Dendrogram and heat map overview of unsupervised hierarchical cluster analysis of DNA methylation data from stage I–III CRCs and stage IV CRCs using 630 genes. A: Commonly methylated genes in either stage I–III CRCs or stage IV CRCs are analyzed. Each cell in the matrix represents the DNA methylation status of a gene in an individual sample. Red and blue in cells reflect high and low methylation levels, respectively, as indicated in the scale bar (log2-transformed scale). Numbers below the matrix indicate the methylated genes frequently found in stage IV CRCs, in both stage I–III CRCs and stage IV CRCs, and in stage I–III CRCs, respectively. The dendrogram represents the same as Figure 3. B: Schematic diagrams of the promoters of the ANK1 and CYBRD1 genes.
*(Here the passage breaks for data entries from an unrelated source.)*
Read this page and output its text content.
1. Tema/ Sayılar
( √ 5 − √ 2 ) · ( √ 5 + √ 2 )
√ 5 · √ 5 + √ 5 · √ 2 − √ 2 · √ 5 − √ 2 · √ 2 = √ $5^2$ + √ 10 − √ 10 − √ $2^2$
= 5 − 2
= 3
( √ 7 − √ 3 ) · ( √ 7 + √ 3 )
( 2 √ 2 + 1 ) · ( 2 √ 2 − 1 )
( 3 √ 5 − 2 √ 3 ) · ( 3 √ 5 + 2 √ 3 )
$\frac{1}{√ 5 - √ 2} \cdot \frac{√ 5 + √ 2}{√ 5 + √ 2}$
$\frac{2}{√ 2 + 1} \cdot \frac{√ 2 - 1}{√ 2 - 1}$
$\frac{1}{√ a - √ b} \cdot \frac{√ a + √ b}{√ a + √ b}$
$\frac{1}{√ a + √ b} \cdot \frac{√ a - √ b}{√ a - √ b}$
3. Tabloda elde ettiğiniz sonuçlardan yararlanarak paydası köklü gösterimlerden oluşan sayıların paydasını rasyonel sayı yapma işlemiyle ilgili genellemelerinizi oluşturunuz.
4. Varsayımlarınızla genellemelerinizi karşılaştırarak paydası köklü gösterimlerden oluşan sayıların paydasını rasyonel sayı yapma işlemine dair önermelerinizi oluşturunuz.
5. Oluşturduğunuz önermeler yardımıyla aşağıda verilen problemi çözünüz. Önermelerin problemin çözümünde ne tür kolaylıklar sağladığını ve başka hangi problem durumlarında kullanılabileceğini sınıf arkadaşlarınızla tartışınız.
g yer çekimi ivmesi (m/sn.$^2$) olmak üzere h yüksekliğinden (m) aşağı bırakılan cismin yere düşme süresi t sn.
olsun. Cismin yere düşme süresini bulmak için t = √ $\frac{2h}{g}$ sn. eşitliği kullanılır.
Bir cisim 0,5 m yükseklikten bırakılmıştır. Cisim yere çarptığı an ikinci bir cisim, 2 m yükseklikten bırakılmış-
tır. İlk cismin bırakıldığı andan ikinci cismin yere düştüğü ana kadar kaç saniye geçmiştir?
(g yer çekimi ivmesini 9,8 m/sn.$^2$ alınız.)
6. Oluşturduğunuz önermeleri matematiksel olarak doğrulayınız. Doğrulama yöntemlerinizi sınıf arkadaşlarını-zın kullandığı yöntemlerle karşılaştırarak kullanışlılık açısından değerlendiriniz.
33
The transcription start site (arrow) and the location of exon 1 (black box) are indicated. Black and white arrowheads indicate the regions analyzed by pyrosequencing and MSP, respectively. C: DNA methylation status of the ANK1 and CYBRD1 genes in 8 normal tissues, 53 stage I–III CRCs, and 25 stage IV CRCs. Scatterplot represents the same as Figure 1. DNA methylation levels were statistically analyzed between stage I–III CRCs and stage IV CRCs. *P < 0.05.